20th Day of Argentine Farmers' Strike

BUENOS AIRES, Argentina -- Supporters of President Cristina Fernandez planned a mass rally on Tuesday to back the Argentine leader as she confronts a 20-day farm strike that is causing food shortages and disrupting grains exports.

As farmers continue to man roadblocks to protest a tax hike on soy exports, trade union and social groups allied with the center-left government will gather in front of the presidential palace in central Buenos Aires.

Local media said organizers were hoping to draw as many as 80,000 people.
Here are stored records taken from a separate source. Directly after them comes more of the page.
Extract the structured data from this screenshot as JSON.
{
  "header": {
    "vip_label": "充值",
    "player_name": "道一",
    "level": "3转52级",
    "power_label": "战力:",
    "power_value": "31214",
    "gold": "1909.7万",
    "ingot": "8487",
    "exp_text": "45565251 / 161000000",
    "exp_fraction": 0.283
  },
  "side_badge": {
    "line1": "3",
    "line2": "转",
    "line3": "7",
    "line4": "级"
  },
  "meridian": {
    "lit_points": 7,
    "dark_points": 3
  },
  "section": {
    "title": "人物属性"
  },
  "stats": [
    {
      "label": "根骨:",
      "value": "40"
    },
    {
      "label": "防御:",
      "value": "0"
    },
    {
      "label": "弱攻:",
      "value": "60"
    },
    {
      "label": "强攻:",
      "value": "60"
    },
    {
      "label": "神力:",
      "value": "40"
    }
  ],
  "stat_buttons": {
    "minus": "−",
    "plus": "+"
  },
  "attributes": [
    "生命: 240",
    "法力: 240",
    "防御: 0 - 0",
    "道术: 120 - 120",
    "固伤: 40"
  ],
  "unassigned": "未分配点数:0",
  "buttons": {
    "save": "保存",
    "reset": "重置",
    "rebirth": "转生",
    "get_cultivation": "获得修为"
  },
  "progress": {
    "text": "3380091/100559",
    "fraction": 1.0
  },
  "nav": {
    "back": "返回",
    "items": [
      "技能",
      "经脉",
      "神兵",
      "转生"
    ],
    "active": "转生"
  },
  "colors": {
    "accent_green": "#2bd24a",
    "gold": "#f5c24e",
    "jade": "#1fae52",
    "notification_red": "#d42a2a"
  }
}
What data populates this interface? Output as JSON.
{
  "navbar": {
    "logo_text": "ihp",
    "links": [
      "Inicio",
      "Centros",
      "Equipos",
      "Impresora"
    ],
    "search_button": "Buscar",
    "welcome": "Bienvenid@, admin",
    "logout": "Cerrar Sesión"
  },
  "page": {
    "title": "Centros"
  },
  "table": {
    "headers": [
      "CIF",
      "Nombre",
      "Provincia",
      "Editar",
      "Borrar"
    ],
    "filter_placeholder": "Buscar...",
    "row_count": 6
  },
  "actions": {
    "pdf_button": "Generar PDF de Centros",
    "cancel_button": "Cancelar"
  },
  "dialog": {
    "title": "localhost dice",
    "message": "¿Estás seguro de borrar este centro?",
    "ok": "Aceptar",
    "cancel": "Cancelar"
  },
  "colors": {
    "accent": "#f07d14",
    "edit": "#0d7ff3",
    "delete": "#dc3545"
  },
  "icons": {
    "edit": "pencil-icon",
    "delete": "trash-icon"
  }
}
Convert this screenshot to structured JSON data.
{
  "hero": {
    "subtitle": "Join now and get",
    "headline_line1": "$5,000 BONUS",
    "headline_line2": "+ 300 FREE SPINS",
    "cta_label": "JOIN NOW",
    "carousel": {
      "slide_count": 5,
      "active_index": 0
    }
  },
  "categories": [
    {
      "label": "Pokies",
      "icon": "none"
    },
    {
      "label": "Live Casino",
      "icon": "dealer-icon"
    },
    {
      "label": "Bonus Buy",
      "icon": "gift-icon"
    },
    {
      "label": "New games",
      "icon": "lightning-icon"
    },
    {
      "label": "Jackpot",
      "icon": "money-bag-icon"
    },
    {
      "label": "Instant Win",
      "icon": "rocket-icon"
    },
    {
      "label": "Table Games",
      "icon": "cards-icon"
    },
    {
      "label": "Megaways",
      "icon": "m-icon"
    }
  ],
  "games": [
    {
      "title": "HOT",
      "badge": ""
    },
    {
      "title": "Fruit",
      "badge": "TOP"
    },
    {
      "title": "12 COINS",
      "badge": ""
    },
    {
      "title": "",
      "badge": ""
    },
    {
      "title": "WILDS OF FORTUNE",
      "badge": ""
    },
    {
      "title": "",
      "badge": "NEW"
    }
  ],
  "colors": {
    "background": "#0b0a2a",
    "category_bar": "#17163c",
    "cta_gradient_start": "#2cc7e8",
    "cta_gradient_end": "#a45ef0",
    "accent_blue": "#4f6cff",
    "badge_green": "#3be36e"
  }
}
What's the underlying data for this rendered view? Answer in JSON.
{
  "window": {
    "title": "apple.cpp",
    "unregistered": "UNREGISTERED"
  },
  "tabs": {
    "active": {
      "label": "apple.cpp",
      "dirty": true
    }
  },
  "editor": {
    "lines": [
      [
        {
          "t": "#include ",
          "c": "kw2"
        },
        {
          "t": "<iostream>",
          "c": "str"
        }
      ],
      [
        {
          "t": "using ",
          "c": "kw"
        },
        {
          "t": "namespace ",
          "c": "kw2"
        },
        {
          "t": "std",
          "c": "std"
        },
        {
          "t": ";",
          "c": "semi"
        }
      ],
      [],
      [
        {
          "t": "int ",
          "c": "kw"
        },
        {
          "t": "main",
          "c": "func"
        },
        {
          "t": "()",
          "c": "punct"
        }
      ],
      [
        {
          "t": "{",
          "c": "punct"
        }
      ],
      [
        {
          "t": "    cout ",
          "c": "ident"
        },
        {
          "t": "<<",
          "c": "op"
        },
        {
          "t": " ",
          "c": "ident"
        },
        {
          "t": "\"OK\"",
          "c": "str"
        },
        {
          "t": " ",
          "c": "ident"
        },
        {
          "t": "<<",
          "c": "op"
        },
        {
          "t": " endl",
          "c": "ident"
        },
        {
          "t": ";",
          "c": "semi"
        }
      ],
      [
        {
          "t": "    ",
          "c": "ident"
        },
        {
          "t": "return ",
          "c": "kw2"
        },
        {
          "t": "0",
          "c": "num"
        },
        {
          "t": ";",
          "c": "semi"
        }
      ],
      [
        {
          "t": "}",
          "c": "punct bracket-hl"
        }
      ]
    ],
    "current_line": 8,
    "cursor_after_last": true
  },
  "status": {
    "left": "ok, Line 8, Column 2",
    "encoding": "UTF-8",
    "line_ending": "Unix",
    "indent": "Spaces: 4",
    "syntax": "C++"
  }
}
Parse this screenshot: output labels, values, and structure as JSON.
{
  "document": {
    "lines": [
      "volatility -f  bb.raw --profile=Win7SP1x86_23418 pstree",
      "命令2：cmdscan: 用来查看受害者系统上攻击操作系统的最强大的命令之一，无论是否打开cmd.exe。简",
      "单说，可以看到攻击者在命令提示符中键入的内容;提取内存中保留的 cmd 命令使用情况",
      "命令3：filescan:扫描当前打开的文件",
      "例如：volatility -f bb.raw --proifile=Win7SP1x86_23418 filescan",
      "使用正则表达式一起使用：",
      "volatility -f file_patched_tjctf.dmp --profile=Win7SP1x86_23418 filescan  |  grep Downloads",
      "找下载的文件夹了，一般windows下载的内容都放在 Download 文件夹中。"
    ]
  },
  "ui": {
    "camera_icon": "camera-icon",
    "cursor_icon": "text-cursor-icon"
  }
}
The march comes a week after thousands of middle-class Argentines banged pots and pans in the capital's streets in support of the farmers.

The strike, which began on March 13, has become the most serious political challenge faced by Fernandez, who took office in December succeeding her husband, former President Nestor Kirchner.

On Monday, Fernandez offered some concessions to farmers but ruled out doing away with a new sliding-scale tax scheme, which has been the farmers' main demand.

The government said it would give small farmers a rebate on new, higher taxes for soy and sunflower seed exports, plus compensation for transport costs for farmers who work far from ports.

But farm leaders said the measures did not go far enough and announced they would continue striking until Wednesday, at least.

"The [government] has given its response to the concerns submitted by the agricultural groups. There is no reason for the strike to continue," Interior Minister Florencio Randazzo told local radio.

The farmers are protesting the new tax system, which replaced a fixed levy of 35 percent on soybean exports with a variable rate that is about 40 percent at current prices.